We did go out on weekends, to her favourite restaurant, to the local shops, to do shopping, to malls. She enjoyed it all. But then, I needed to hold her hand as if she were a little child who could be lost in the crowds. She did not like it at first, would shrug my hand but then later got used. We even travelled to Hyderabad to be with her sisters and to Roorkee to be with my sister and her family. We journeyed by flight as it was impossible to travel by train since I needed to keep a vigil on her. I still remember her delight at the sight of the Hyderabad airport in autumn 2011; she was fascinated by its size. At a restaurant she loved, we went to celebrate her birthday and, all of sudden, in the presence of my aunt and me, she darted up the escalator. We had to rush up after her; we just could not let her be alone.
Another place she loved to be at was the day care centre of the ARDSI, Kolkata chapter. The fun, banter, and all the activities at the centre kept her happy for some time. The last time she travelled was in 2012 to my sister’s place where she spent two months. Change, I noticed troubled her; crowds and noises troubled her, too. Unfortunately, change is the constant factor in life. Important documents had to be kept carefully since she could misplace them, almirah keys had to be removed, medicines had to be kept out of her reach. Moreover, she could never be left alone. When the ayah was absent, I had to be at home to care for her. There were times when I had to be at work for some time and the ayah was absent; I took her to work with me. The roles had reversed. In my childhood, I frequented my dad’s office and now I took my mother with me to work. My mother had become my child, to be cared for.
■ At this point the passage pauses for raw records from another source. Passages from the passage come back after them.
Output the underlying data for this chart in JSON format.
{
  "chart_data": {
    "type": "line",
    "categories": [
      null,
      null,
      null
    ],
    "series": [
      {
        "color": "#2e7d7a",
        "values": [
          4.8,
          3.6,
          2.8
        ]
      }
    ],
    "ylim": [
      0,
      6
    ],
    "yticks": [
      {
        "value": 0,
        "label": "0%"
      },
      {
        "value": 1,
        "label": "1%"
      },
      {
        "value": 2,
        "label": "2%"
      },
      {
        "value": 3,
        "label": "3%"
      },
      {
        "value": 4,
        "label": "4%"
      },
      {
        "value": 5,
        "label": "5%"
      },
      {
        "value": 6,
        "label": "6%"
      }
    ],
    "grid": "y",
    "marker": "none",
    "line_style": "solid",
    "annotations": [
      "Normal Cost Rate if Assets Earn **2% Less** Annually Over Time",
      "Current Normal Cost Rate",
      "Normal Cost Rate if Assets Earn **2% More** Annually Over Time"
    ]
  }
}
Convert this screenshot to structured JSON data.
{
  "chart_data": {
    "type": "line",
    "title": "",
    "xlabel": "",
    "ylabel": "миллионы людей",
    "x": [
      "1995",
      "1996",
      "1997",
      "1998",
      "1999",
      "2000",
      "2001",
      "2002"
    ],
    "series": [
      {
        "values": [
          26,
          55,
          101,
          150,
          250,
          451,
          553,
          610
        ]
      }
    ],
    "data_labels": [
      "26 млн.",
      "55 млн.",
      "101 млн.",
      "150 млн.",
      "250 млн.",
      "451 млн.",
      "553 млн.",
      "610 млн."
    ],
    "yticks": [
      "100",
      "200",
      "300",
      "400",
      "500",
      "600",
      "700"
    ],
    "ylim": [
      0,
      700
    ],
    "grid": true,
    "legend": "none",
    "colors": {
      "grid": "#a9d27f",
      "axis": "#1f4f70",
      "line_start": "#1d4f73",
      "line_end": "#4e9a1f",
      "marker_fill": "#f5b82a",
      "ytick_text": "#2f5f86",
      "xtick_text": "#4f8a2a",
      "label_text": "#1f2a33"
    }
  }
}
Today, she is a completely different person. She has stopped talking completely. She does recognize her near and dear ones; I can tell by the way she smiles when she looks at people. Tears well up when she sees a familiar face. The same happens when she hears about friends and family members being mentioned. She still loves chocolates, pastries, mishti doi and ice cream. She pauses when she looks at the television, at a face whom she finds familiar, flips through newspapers and magazines and smiles fondly at human faces, stands in front of the mirror and smiles at herself, keeps the beat occasionally when she hears music and, oh yes, she loves to walk. Any door seems to be an outlet leading outside and she goes through them – that urge to wander still strong. Old photographs still bring a gleam in her eyes.
And yes, that smile is there – radiant and charming in its own way.